Schneider Electric lays off over 300 in Peru, Indiana

Schneider Electric has announced the closure of its Square D production plant in Peru, Indiana, 80 miles north of Indianapolis, destroying more than 300 jobs. The French multinational says approximately 70 percent of the plant’s production will be moved to Monterrey, Mexico, with the remainder shifted to plants in Texas and the US East Coast.

Corporate executives claimed the closure was necessary due to “competitive market dynamics and to meet the needs of Schneider Electric’s customers.” In reality, the closure is only necessary to meet profit goals for the investors.

Schneider’s 2018 profits were $2.73 billion, and CEO Jean-Pascal Tricoire pocketed an estimated $7 million (€6.2 million) in compensation, according to Bloomberg.

The closure takes place amid a global assault on jobs and record corporate profits. Ford is expected today to announce the closure of its British engine plant in Wales, wiping out 2,000 jobs. This is the latest cut by global automakers, which have announced tens of thousands of layoffs since late last year in the face of declining sales and mounting signs of a new global recession.

In the first half of 2019, six employers in Indiana have fired over 2,200 workers. As one of the largest employers in Miami County, Indiana, Schneider’s closure of the plant will have a devastating impact on the town of 11,000. Since 2017, the plant has cut 120 jobs, almost 25 percent of its workforce. The area already suffers from a 14 percent official unemployment rate with the real rate much higher due to the number of workers who have dropped out of the labor force.

Recent closures by KMart and Shopper Value Foods in the area have already hit working-class communities with the loss of ancillary jobs and tax revenue, and this is expected to lead to local governments slashing education and other vital services.

Schneider Electric purchased the company Square D in 1991. In 2014, after a 13-day strike, the workers at the plant were forced to accept a concessions contract that froze their pensions and switched them to a 401(k) defined contribution plan. The contract pushed by the International Association of Machinists (IAM) and its 2017 successor gave the workers below-inflation pay raises. However, these concessions and the string of layoffs were not enough for Schneider’s corporate investors.

The closure of the Peru facility was first announced in February 2019. Since then, the local government and the IAM have groveled before Schneider, offering tax incentives as well as wage and benefit cuts in exchange for keeping the plant open.

Tony Wickersham, a representative for the IAM, told the Kokomo Tribune, “We made proposals to show the company some additional savings that might have them change their minds to stay, and they’re still intent to close. We tried to show them how much savings we could create through different means, but they’re moving the plant.”

Echoing Trump’s national chauvinism, IAM President Robert Martinez sent a letter to Indiana politicians calling Schneider Electric a “French multinational company that has no regard for the talent or skill of American workers in Peru.” Martinez, who receives more than half a million dollars in annual compensation, goes on to cite that IAM members at the plant make an average of $24.55 while workers in Mexico earn $3.49 an hour on average for doing the same work.
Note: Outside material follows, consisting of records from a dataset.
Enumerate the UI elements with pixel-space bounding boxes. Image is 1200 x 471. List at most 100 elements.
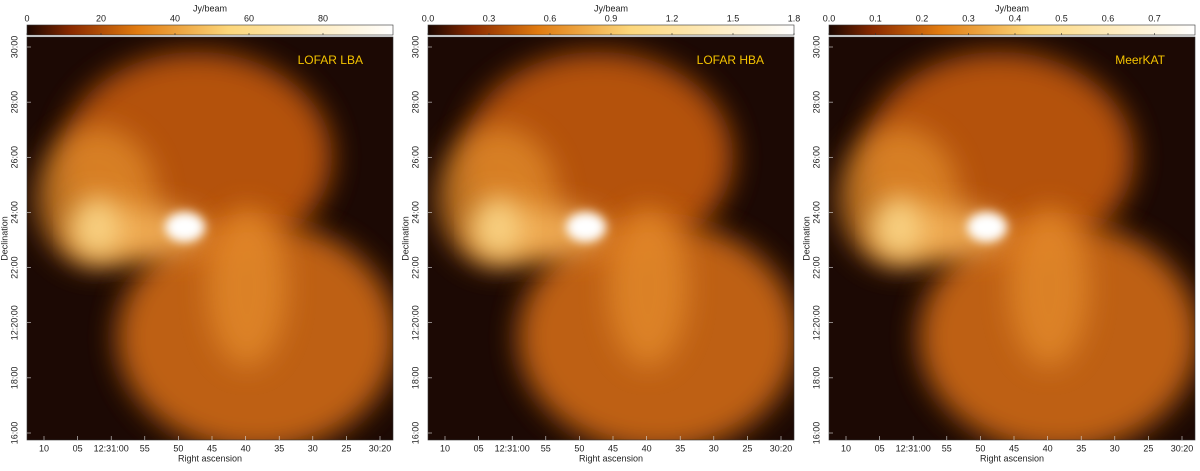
y-tick-label: 26:00: [9, 146, 19, 169]
y-tick-label: 12:20:00: [410, 305, 420, 340]
x-tick-label: 35: [1076, 443, 1086, 453]
x-tick-label: 35: [274, 443, 284, 453]
y-tick-label: 30:00: [9, 36, 19, 59]
emission: [476, 197, 520, 257]
x-tick-label: 40: [642, 443, 652, 453]
y-tick-label: 28:00: [811, 91, 821, 114]
x-tick-label: 05: [474, 443, 484, 453]
x-tick-label: 25: [742, 443, 752, 453]
y-tick-label: 12:20:00: [9, 305, 19, 340]
colorbar-tick-label: 0.0: [422, 13, 435, 23]
colorbar-tick-label: 0: [24, 13, 29, 23]
colorbar-tick-label: 1.8: [788, 13, 801, 23]
colorbar-tick-label: 0.2: [916, 13, 929, 23]
x-tick-label: 05: [73, 443, 83, 453]
y-tick-label: 18:00: [410, 367, 420, 390]
y-tick-label: 24:00: [9, 201, 19, 224]
y-axis-label: Declination: [801, 216, 811, 261]
colorbar-tick-label: 0.3: [962, 13, 975, 23]
x-tick-label: 30: [308, 443, 318, 453]
y-tick-label: 28:00: [9, 91, 19, 114]
x-tick-label: 55: [541, 443, 551, 453]
x-tick-label: 30: [1110, 443, 1120, 453]
y-tick-label: 26:00: [811, 146, 821, 169]
colorbar-tick-label: 80: [318, 13, 328, 23]
radio-image: [37, 52, 393, 440]
radio-image: [839, 52, 1195, 440]
x-tick-label: 45: [207, 443, 217, 453]
x-tick-label: 10: [440, 443, 450, 453]
panel: Jy/beam 0 20 40 60 80 LOFAR LBA 30:00 28:00 26:00…: [0, 3, 394, 463]
x-tick-label: 50: [975, 443, 985, 453]
image-frame: [26, 36, 394, 441]
colorbar-tick-label: 0.3: [483, 13, 496, 23]
colorbar-tick-label: 1.5: [727, 13, 740, 23]
y-tick-label: 22:00: [9, 256, 19, 279]
x-tick-label: 55: [140, 443, 150, 453]
y-tick-label: 30:00: [811, 36, 821, 59]
x-tick-label: 10: [841, 443, 851, 453]
y-tick-label: 18:00: [9, 367, 19, 390]
y-axis-label: Declination: [400, 216, 410, 261]
y-tick-label: 24:00: [811, 201, 821, 224]
image-frame: [828, 36, 1196, 441]
emission: [207, 207, 287, 367]
x-tick-label: 50: [574, 443, 584, 453]
x-tick-label: 45: [1009, 443, 1019, 453]
colorbar-tick-label: 0.4: [1009, 13, 1022, 23]
colorbar: [828, 24, 1196, 36]
colorbar: [26, 24, 394, 36]
y-tick-label: 16:00: [410, 422, 420, 445]
x-tick-label: 25: [341, 443, 351, 453]
x-tick-label: 12:31:00: [495, 443, 530, 453]
colorbar-tick-label: 60: [244, 13, 254, 23]
x-axis-label: Right ascension: [178, 453, 242, 463]
emission: [1009, 207, 1089, 367]
x-tick-label: 12:31:00: [94, 443, 129, 453]
y-tick-label: 12:20:00: [811, 305, 821, 340]
colorbar-tick-label: 1.2: [666, 13, 679, 23]
panel-label: LOFAR HBA: [697, 53, 764, 67]
y-axis-label: Declination: [0, 216, 9, 261]
colorbar-tick-label: 0.0: [823, 13, 836, 23]
x-tick-label: 30:20: [770, 443, 793, 453]
y-tick-label: 28:00: [410, 91, 420, 114]
y-tick-label: 16:00: [9, 422, 19, 445]
x-tick-label: 45: [608, 443, 618, 453]
x-tick-label: 40: [1043, 443, 1053, 453]
panel: Jy/beam 0.0 0.3 0.6 0.9 1.2 1.5 1.8 LOFAR HBA 30:…: [400, 3, 800, 463]
colorbar-tick-label: 40: [170, 13, 180, 23]
x-axis-label: Right ascension: [579, 453, 643, 463]
colorbar-tick-label: 0.7: [1148, 13, 1161, 23]
x-tick-label: 30:20: [369, 443, 392, 453]
emission: [877, 197, 921, 257]
colorbar-tick-label: 0.9: [605, 13, 618, 23]
core: [566, 212, 606, 242]
y-tick-label: 24:00: [410, 201, 420, 224]
colorbar-tick-label: 20: [96, 13, 106, 23]
y-tick-label: 22:00: [410, 256, 420, 279]
x-tick-label: 12:31:00: [896, 443, 931, 453]
panel-label: LOFAR LBA: [298, 53, 363, 67]
colorbar-label: Jy/beam: [193, 3, 227, 13]
radio-image: [438, 52, 794, 440]
x-tick-label: 30: [709, 443, 719, 453]
colorbar-tick-label: 0.6: [544, 13, 557, 23]
emission: [608, 207, 688, 367]
colorbar-tick-label: 0.6: [1102, 13, 1115, 23]
core: [165, 212, 205, 242]
x-tick-label: 10: [39, 443, 49, 453]
core: [967, 212, 1007, 242]
colorbar-tick-label: 0.5: [1055, 13, 1068, 23]
y-tick-label: 30:00: [410, 36, 420, 59]
x-axis-label: Right ascension: [980, 453, 1044, 463]
x-tick-label: 40: [241, 443, 251, 453]
x-tick-label: 05: [875, 443, 885, 453]
x-tick-label: 25: [1143, 443, 1153, 453]
colorbar-tick-label: 0.1: [869, 13, 882, 23]
image-frame: [427, 36, 795, 441]
y-tick-label: 26:00: [410, 146, 420, 169]
colorbar-label: Jy/beam: [594, 3, 628, 13]
emission: [75, 197, 119, 257]
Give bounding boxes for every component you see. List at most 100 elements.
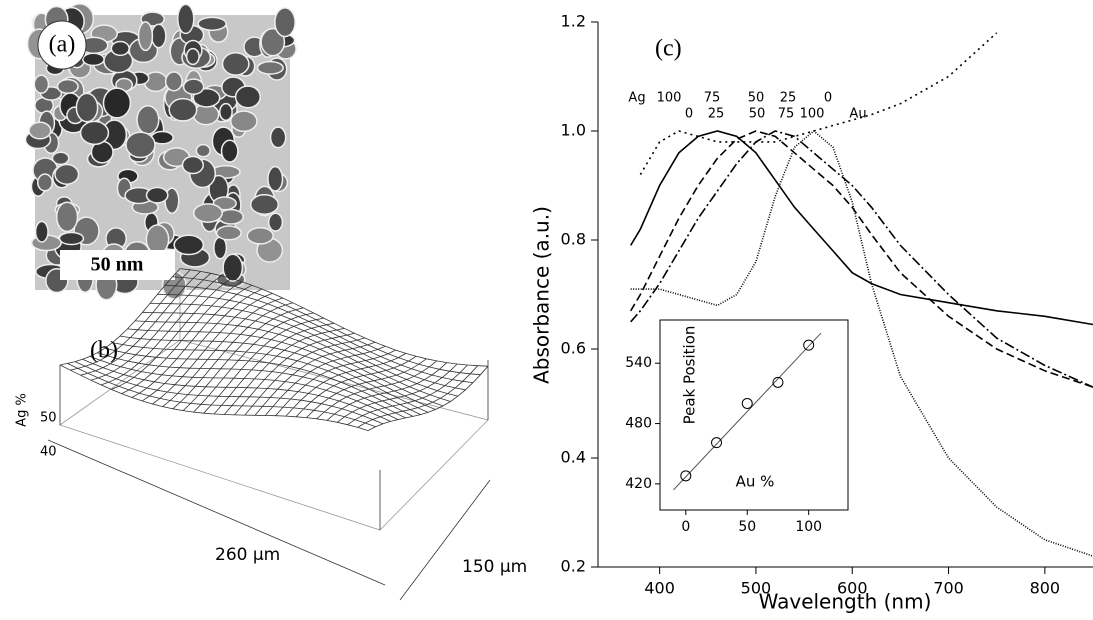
particle <box>267 165 284 192</box>
x-tick-label: 500 <box>741 579 772 598</box>
particle <box>221 52 250 76</box>
particle <box>125 131 156 159</box>
particle <box>181 155 204 175</box>
mesh-line <box>367 365 489 431</box>
surface-plot <box>47 268 491 601</box>
x-tick-label: 100 <box>795 519 822 535</box>
x-tick-label: 0 <box>681 519 690 535</box>
mesh-line <box>357 365 478 428</box>
x-axis-label: Au % <box>736 473 775 491</box>
particle <box>54 163 80 185</box>
particle <box>55 201 79 233</box>
particle <box>150 23 167 49</box>
composition-label: Au <box>849 107 866 122</box>
y-axis-label: Peak Position <box>681 326 699 425</box>
composition-label: 50 <box>748 91 765 106</box>
mesh-line <box>59 268 181 366</box>
particle <box>56 78 79 95</box>
mesh-line <box>80 271 201 376</box>
particle <box>82 52 105 67</box>
mesh-line <box>70 269 191 371</box>
dimension-label: 260 μm <box>215 545 280 565</box>
y-tick-label: 540 <box>625 355 652 371</box>
particle <box>136 104 160 135</box>
x-tick-label: 600 <box>837 579 868 598</box>
particle <box>192 203 223 223</box>
spectrum-line <box>630 130 1093 388</box>
particle <box>137 21 154 52</box>
mesh-line <box>285 353 407 417</box>
composition-label: 100 <box>657 91 682 106</box>
y-tick-label: 420 <box>625 476 652 492</box>
x-tick-label: 50 <box>738 519 756 535</box>
particle <box>260 27 286 57</box>
mesh-line <box>90 272 212 381</box>
data-point <box>741 397 753 409</box>
particle <box>173 234 205 256</box>
particle <box>246 226 274 245</box>
spectrum-line <box>639 32 998 176</box>
particle <box>145 224 170 255</box>
spectrum-line <box>630 130 1093 326</box>
particle <box>51 151 70 166</box>
mesh-line <box>100 275 222 386</box>
particle <box>75 92 99 123</box>
particle <box>182 78 205 96</box>
particle <box>230 110 258 133</box>
mesh-line <box>306 358 427 418</box>
data-point <box>803 339 815 351</box>
y-tick-label: 1.2 <box>561 12 586 31</box>
particle <box>195 143 211 158</box>
tem-image <box>24 3 297 301</box>
particle <box>110 40 130 57</box>
particle <box>36 173 53 192</box>
y-tick-label: 0.4 <box>561 448 586 467</box>
fit-line <box>673 332 822 491</box>
panel-label: (a) <box>49 32 76 58</box>
particle <box>219 102 233 122</box>
composition-label: 25 <box>708 107 725 122</box>
y-tick-label: 1.0 <box>561 121 586 140</box>
mesh-line <box>111 278 232 390</box>
particle <box>164 71 183 92</box>
mesh-line <box>326 362 448 421</box>
mesh-line <box>213 322 335 415</box>
mesh-line <box>121 281 242 394</box>
mesh-line <box>162 297 283 407</box>
particle <box>176 3 195 35</box>
particle <box>197 16 227 31</box>
composition-label: 0 <box>685 107 693 122</box>
mesh-line <box>347 364 468 426</box>
particle <box>220 139 239 163</box>
mesh-line <box>172 302 294 410</box>
mesh-line <box>244 337 365 416</box>
panel-label: (b) <box>90 338 118 364</box>
data-point <box>711 437 723 449</box>
particle <box>274 7 296 38</box>
particle <box>267 212 284 232</box>
composition-label: 50 <box>749 107 766 122</box>
particle <box>185 47 200 66</box>
composition-label: 75 <box>704 91 721 106</box>
mesh-line <box>182 307 304 411</box>
scale-bar-label: 50 nm <box>91 254 144 276</box>
y-axis-label: Absorbance (a.u.) <box>530 206 554 384</box>
y-tick-label: 480 <box>625 416 652 432</box>
y-tick-label: 0.6 <box>561 339 586 358</box>
panel-label: (c) <box>655 36 682 62</box>
x-tick-label: 800 <box>1030 579 1061 598</box>
mesh-line <box>193 312 314 413</box>
composition-label: 0 <box>824 91 832 106</box>
particle <box>145 186 169 204</box>
mesh-line <box>316 360 437 420</box>
data-point <box>772 376 784 388</box>
inset-frame <box>659 319 849 511</box>
y-tick-label: 0.8 <box>561 230 586 249</box>
composition-label: 100 <box>800 107 825 122</box>
y-tick-label: 0.2 <box>561 557 586 576</box>
mesh-line <box>295 355 417 418</box>
mesh-line <box>234 332 355 416</box>
mesh-line <box>131 284 253 398</box>
particle <box>256 60 284 75</box>
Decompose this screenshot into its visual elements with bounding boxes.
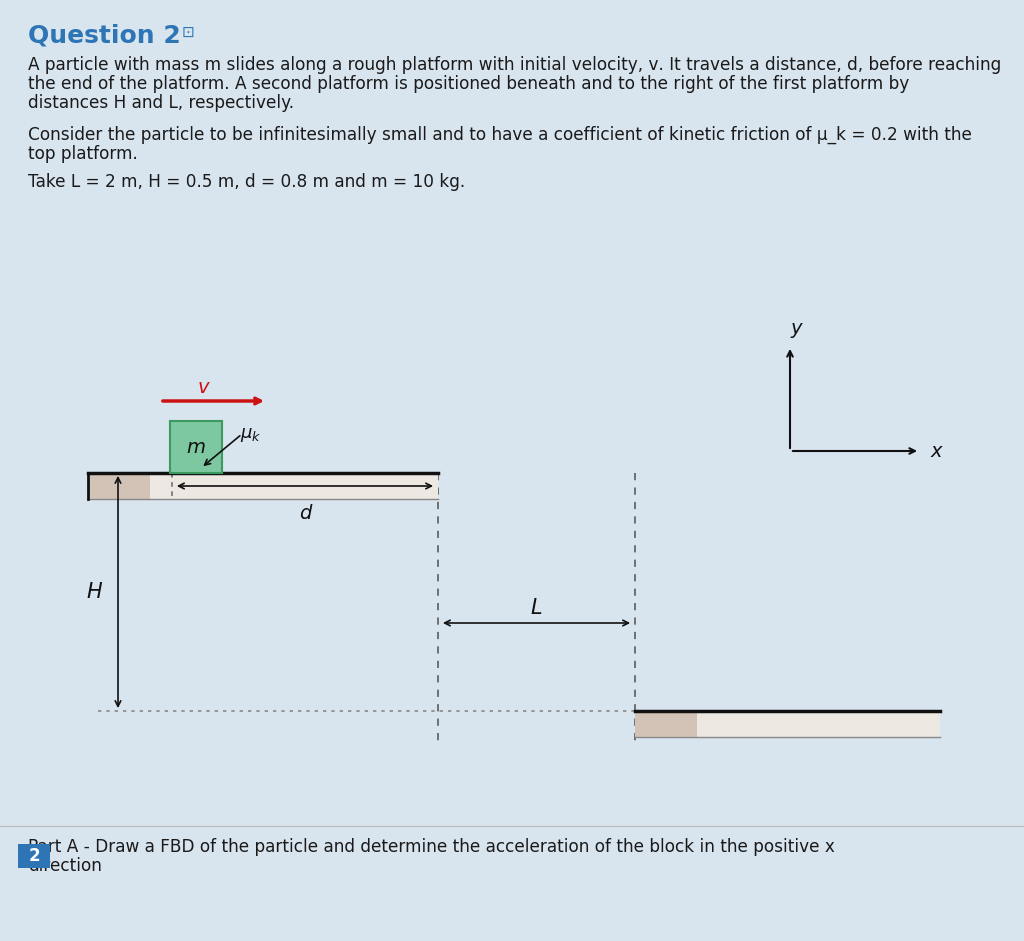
Text: m: m bbox=[186, 438, 206, 456]
Text: top platform.: top platform. bbox=[28, 145, 138, 163]
Text: distances ​H​ and ​L​, respectively.: distances ​H​ and ​L​, respectively. bbox=[28, 94, 294, 112]
Bar bbox=[88, 473, 438, 499]
Text: direction: direction bbox=[28, 857, 101, 875]
Bar bbox=[170, 421, 222, 473]
Bar bbox=[635, 711, 940, 737]
Text: d: d bbox=[299, 504, 311, 523]
Text: A particle with mass ​m​ slides along a rough platform with initial velocity, ​v: A particle with mass ​m​ slides along a … bbox=[28, 56, 1001, 74]
Text: L: L bbox=[530, 598, 543, 618]
Bar bbox=[88, 473, 150, 499]
Text: $\mu_k$: $\mu_k$ bbox=[240, 426, 261, 444]
Text: x: x bbox=[930, 441, 941, 460]
Bar bbox=[18, 844, 50, 868]
Text: Part A - Draw a FBD of the particle and determine the acceleration of the block : Part A - Draw a FBD of the particle and … bbox=[28, 838, 835, 856]
Text: H: H bbox=[86, 582, 102, 602]
Text: Consider the particle to be infinitesimally small and to have a coefficient of k: Consider the particle to be infinitesima… bbox=[28, 126, 972, 144]
Text: the end of the platform. A second platform is positioned beneath and to the righ: the end of the platform. A second platfo… bbox=[28, 75, 909, 93]
Text: Take L = 2 m, H = 0.5 m, d = 0.8 m and m = 10 kg.: Take L = 2 m, H = 0.5 m, d = 0.8 m and m… bbox=[28, 173, 465, 191]
Text: Question 2: Question 2 bbox=[28, 23, 181, 47]
Text: y: y bbox=[791, 319, 802, 338]
Text: 2: 2 bbox=[29, 847, 40, 865]
Text: v: v bbox=[198, 378, 209, 397]
Bar bbox=[635, 711, 697, 737]
Text: ⊡: ⊡ bbox=[182, 25, 195, 40]
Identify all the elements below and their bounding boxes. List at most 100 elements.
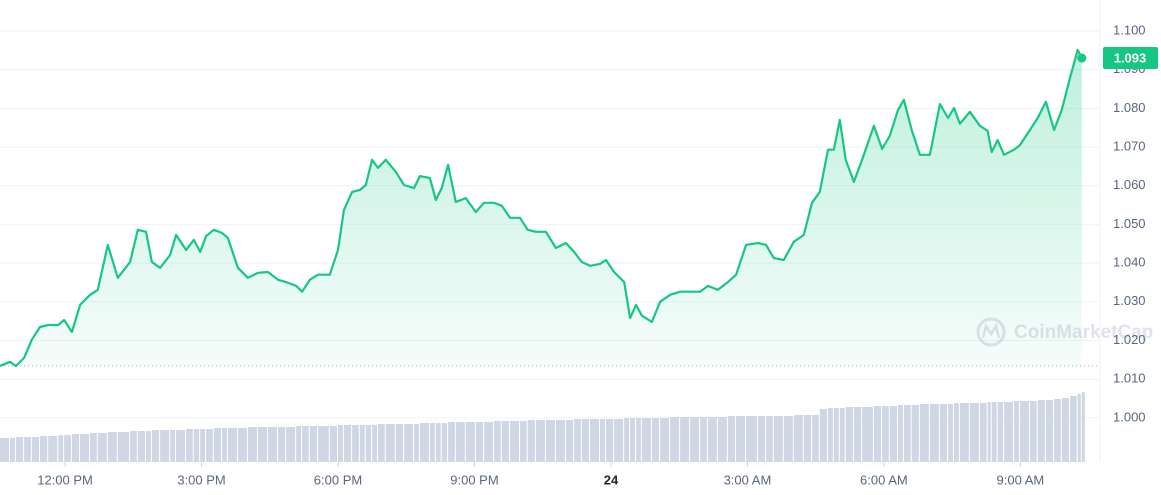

Far from fighting to unify US and Mexican workers in a common fight against the multinational corporations, the unions have long peddled economic nationalism to demand endless sacrifices from workers in the name of improving “competitiveness” and corporate profits. The enemies of US workers are not Mexican, Chinese or any other workers, but the capitalist profit system, which subordinates the jobs and living standards of workers for the endless enrichment of wealthy investors and corporate executives.

The company employs 130,000 people in over 100 countries. Last year, workers in India struck against Luminous Power Technologies—owned by Schneider—to fight unsafe working conditions. Maintenance workers employed by Schneider in Australia also struck at the Melbourne Airport against company plans to introduce a two-tier system with new employees hired at a substantially lower wage rate.

Earlier this year, Mexican workers at the maquiladora auto parts and electronics factories carried out strikes in opposition to the company-controlled unions and marched to the US border to unite with their American counterparts. Conditions are arising for a unified, international struggle against plant closings and mass layoffs.